Application of the generalized body-fixed coordinate system for the wave-body interaction problem of a small-depth elastic structure in head seas

The body-fixed coordinate system is applied to the wave-body interaction problem of a small-depth elastic structure which has both rigid and elastic body motions in head waves. In the weakly non-linear assumption, the perturbation scheme is used and the expansion is conducted up to second-order to consider several non-linear quantities. To solve the boundary value problem, linearization is carried out based not on inertial coordinate but on body-fixed coordinate which could be accelerated by a motion of a body. At first, the main feature of the application of body-fixed coordinate system for a seakeeping problem is briefly described. After that the transformation of a coordinate system is extended to consider an elastic body motion and several physical variables are re-described in the generalized mode. It has been found that the deformation gradient could be used for the transformation of a coordinate system if several conditions are satisfied. Provided there are only vertical bending in elastic modes and the structure has relatively small depth, these conditions are generally satisfied.
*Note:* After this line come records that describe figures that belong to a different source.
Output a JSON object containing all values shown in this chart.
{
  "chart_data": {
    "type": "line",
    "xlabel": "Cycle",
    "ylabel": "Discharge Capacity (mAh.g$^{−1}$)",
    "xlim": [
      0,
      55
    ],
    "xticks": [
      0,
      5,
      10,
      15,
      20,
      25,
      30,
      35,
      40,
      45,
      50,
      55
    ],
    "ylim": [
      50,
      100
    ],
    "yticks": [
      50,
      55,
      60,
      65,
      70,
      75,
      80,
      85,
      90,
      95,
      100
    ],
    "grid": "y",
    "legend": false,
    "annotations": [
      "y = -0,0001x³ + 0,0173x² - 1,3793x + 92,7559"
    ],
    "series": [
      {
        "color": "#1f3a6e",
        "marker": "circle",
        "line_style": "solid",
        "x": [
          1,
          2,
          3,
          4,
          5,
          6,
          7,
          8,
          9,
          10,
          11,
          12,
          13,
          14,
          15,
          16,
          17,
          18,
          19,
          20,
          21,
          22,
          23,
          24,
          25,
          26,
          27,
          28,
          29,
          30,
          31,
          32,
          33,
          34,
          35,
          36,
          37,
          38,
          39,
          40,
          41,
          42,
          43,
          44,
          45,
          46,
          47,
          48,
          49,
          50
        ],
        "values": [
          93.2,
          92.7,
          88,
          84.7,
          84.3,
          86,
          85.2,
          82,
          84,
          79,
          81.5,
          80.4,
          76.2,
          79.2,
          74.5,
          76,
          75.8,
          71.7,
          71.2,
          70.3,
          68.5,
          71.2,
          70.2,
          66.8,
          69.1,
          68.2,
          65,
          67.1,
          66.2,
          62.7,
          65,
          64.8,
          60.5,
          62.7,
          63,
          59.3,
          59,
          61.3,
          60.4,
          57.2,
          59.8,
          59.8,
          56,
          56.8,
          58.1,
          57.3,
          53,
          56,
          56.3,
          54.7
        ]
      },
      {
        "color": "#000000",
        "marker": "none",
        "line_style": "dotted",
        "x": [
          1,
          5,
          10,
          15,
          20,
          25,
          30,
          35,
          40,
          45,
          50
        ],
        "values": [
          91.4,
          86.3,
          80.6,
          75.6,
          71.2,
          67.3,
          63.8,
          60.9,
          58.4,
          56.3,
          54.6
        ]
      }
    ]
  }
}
To calculate an elastic motion of a body, the generalized mode method is adopted and the mode shape is obtained by solving eigen-value problem of dynamic beam equation. In the boundary condition of the body-fixed coordinate system, the motion effect reflected to free-surface boundary is considered by extrapolating each mode shape to the horizontal direction from a body. At last, simple numerical tests are implemented as a validation process. The second-order hydrodynamic force of a freely floating hemisphere is first calculated in zero forward speed condition. Next, motion and added resistance of a ship with forward speed are considered at different flexibility to confirm the effect of an elastic body motion in body-fixed coordinate system.